The UAE is taking a shine to the concept of bicycles. Riding them. Buying them. Watching others ride them, especially professionals.
The issue here is that this country is remarkably flat, most of it. Conditions which generally make for boring races, among cyclists.
The pros? They will get in a huge pack and this or that guy will make a breakaway, then get reeled in by the pack, and the race will be determined by a sprint at the end.
That’s what happens when you don’t have a mountain.

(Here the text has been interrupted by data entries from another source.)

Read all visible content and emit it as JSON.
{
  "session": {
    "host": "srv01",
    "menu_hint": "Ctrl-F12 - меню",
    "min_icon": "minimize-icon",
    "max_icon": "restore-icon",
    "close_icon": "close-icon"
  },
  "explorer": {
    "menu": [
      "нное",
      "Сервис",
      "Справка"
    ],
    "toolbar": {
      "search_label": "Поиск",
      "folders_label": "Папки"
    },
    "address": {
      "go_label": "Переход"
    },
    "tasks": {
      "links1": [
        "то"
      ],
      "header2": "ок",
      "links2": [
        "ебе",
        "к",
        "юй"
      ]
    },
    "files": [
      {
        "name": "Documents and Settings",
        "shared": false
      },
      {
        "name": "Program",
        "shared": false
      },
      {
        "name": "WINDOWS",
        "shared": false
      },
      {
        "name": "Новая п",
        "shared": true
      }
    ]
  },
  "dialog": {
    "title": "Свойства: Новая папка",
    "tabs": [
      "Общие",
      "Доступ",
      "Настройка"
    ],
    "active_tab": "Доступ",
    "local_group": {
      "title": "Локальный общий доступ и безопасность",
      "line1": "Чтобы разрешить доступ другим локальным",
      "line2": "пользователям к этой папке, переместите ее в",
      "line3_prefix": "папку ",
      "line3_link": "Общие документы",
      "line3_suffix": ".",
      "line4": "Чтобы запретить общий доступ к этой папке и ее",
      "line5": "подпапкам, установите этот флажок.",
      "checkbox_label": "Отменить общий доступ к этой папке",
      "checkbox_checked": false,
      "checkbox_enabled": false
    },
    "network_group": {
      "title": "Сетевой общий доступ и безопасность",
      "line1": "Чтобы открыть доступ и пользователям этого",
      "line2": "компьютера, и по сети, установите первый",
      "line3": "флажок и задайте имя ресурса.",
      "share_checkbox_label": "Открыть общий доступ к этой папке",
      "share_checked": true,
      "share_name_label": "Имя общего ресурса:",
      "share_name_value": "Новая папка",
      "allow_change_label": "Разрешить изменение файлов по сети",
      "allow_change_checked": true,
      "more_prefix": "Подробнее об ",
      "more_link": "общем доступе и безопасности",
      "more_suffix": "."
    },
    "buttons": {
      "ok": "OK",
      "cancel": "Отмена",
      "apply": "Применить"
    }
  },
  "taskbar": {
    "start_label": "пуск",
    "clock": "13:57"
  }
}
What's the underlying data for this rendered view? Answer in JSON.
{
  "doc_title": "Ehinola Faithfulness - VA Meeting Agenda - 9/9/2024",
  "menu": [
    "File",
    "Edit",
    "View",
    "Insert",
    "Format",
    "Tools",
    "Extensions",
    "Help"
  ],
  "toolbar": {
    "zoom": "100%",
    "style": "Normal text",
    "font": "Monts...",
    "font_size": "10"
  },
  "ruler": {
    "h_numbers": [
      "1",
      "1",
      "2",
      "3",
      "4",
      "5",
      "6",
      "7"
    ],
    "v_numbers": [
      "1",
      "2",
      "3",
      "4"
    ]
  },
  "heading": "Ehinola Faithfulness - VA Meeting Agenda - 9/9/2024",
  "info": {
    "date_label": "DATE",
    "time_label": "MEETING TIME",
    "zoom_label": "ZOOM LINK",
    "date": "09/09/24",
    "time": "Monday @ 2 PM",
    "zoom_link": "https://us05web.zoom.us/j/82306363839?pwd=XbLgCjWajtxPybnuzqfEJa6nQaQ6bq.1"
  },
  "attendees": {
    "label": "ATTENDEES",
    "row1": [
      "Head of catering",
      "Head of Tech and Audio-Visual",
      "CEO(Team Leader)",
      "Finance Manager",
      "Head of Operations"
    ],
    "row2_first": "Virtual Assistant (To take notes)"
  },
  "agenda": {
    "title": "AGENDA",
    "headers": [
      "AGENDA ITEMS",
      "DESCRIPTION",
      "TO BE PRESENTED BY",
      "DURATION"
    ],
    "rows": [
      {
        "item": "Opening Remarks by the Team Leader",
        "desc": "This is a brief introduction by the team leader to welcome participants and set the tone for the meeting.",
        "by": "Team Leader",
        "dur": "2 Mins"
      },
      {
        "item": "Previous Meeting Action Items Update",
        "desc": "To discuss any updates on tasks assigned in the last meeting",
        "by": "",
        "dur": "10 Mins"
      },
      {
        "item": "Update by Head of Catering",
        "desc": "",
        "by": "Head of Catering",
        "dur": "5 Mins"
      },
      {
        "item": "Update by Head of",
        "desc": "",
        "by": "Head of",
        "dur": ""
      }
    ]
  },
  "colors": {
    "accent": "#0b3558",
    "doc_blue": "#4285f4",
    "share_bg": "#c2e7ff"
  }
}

The debut Abu Dhabi Tour begins later this week, and it has one advantage the two editions of the Dubai Tour did not:
A serious mountain climb.
It is called Jebel Hafeet and is just outside Al Ain, the Abu Dhabi city right up against the border with Oman.
Jebel Hafeet comes as a surprise to people who live in the UAE. We can drive around for months, years, and not see a mountain and, all of a sudden, there is this tall outcropping of limestone jutting into the sky.
I wrote about this once before, while visiting Al Ain. We drove up to the top of Jebel Hafeet — about a 4,000-foot climb over a very steep grade, and were more than a little creeped out by it.
(The photo on the blog post linked, above, is taken on the mountain; the text about it is in the final third of the post.)
The average rate of ascent is 8 percent, and it maxes out at 12, which compares surprisingly well with some of the most famous climbs in cycling, including the Alpe d’Huez, Mont Ventoux and the near un-ride-able Angliru, in Spain, with its 24 percent maximum grade.
Pretty much everyone around the Abu Dhabi Tour immediately recognized that this one climb, 11.7 kilometers in length, stood a strong chance of being the decisive moment of the competition.
Thus, we sent our cycling expert, Osman Samiuddin, out to Jebel Hafeet with a photographer to talk to some serious (if not professional) cyclists who were making the climb at 7:30 in the morning — before the heat really took hold.
This is the very niece piece he wrote, for The National, and here is a photo gallery.
Most of the riders made it to the top, generally in about 45 minutes.
The professionals, who include 2014 Tour de France winner Vicenzo Nibali, and rising Slovak rider Peter Sagan, will finish much more quickly than that. Maybe in about 25 minutes.
But Jebel Hafeet will make them work. With the aid of afternoon temperatures of about 100 Fahrenheit, it will make them sweat, too.
And that’s what you want from your professional cyclists. A little suffering. More than a little, if you can help it.